On peut à bon droit se demander, à plusieurs points de vue, si les groupes
communautaires ne sont pas une version laïque et contemporaine des
communautés religieuses. Quoi qu’il en soit, on ne peut que constater des
intérêts convergents et des liens communs étroits entre les deux groupes.
Nous arrivons maintenant à la partie plus « délicate » parce que plus axée sur
les décisions à prendre, l’action concrète à faire si nous voulons être cohérentEs
avec nos constatations et notre analyse. Bien sûr, il s’agit là de propositions : ce
ne sont pas les seules possibles et on ne peut souvent pas toutes les choisir en
même temps. Mais ce sont celles qui me semblent prioritaires pour l’avenir
de notre monde et celui des communautés religieuses elles-mêmes.
Les solutions véritables aux problèmes identifiés dans la 1ère partie ne vont pas
venir principalement des remèdes « techniques » de spécialistes ou d’experts,
économiques entre autres (même s’ils ont aussi leur rôle à jouer). Car la crise
repose essentiellement sur des valeurs, des postulats (ceux du capitalisme)
qu’il faut remettre en questions. Et cela ne peut venir que de visonnaires, de
prophètes ou de ce que Don Helder Camara appelait des « minorités
abrahamiques ».
Les communautés religieuses et les groupes communautaires pourraient et
devraient être aux premiers rangs de ceux-ci au nom même de l’Évangile ou
de leurs charismes, religieux ou séculiers, respectifs. Beaucoup de groupes
communautaires y sont déjà, au nom de valeurs laïques ou non explicitement
spirituelles. Cette absence de référence spirituelle explicite les éloigne-t-il pour
autant de la construction du Royaume (voir le commentaire biblique de Claude
Lacaille p.m.e. sur la crise économique basé sur Ézéquiel 34 :
www.interbible.org/interBible/source/justice/2009/bjs_090918.html).

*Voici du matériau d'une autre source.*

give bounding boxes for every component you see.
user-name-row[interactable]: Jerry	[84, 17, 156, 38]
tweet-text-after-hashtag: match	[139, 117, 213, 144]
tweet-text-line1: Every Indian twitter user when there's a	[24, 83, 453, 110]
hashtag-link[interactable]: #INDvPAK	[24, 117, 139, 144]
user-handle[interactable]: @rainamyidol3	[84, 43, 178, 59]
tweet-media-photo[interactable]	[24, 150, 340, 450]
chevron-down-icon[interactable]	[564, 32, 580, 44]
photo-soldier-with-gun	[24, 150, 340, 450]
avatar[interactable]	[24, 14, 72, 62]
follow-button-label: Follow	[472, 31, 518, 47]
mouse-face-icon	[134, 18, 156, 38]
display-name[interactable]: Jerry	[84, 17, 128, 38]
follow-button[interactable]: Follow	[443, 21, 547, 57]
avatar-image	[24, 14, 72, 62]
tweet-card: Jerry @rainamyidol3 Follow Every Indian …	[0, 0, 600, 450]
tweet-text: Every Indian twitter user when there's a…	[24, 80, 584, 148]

Parmi les avenues concrètes et prioritaires, on note :
•
travailler à résister au capitalisme en priorisant le collectif (le « bien
commun ») au détriment de l’individu (les droits de la « propriété
privée »)
•
contester, chaque fois que possible, l’argent comme valeur ou critère
fondamentaux de mesure ou de choix
•
mettre au contraire l’humain (individuel et collectif) au centre comme
critère de tous nos choix individuels et collectifs
•
s’engager résolument dans la voie de la décroissance (au niveau de
nos politiques collectives) et de la simplicité volontaire ou de la sobriété
joyeuse (comme style de vie individuel et collectif) sans attendre que de
telles orientations nous soient imposées par les limites de la planète
•
réintroduire les valeurs de sens (nos valeurs communes comme
société) au centre du débat social et politique
•
replacer la préoccupation du long terme comme critère de nos choix
(penser, comme le font plusieurs nations autochtones, aux conséquences
de nos choix pour les 7 générations à venir, au lieu de ne tenir compte
que des profits possibles à court terme comme l’a fait de plus en plus
l’économie qui nous gouverne).
Au fond, les communautés religieuses actuelles, en Occident, sont
confrontées à la dure réalité de leur héritage. À court terme et selon les vues
humaines, elles s’apprêtent à mourir, du moins dans leur forme traditionnelle.
Mais comme à Sarah, l’épouse d’Abraham, qui s’apprêtait à mourir sans
descendance, Dieu peut donner des héritiers inattendus et qui défient notre
logique habituelle. Sommes-nous prêtEs à faire confiance en cette possible
descendance et quel héritage nous apprêtons-nous à leur laisser pour l’à venir?
C’est, me semble-t-il, dans ce contexte qu’il faut réfléchir la réponse des
communautés religieuses aux défis posés par la crise et notre monde. Et dans
ce contexte qu’il faut réfléchir les liens à développer entre communautés
religieuses et groupes communautaires.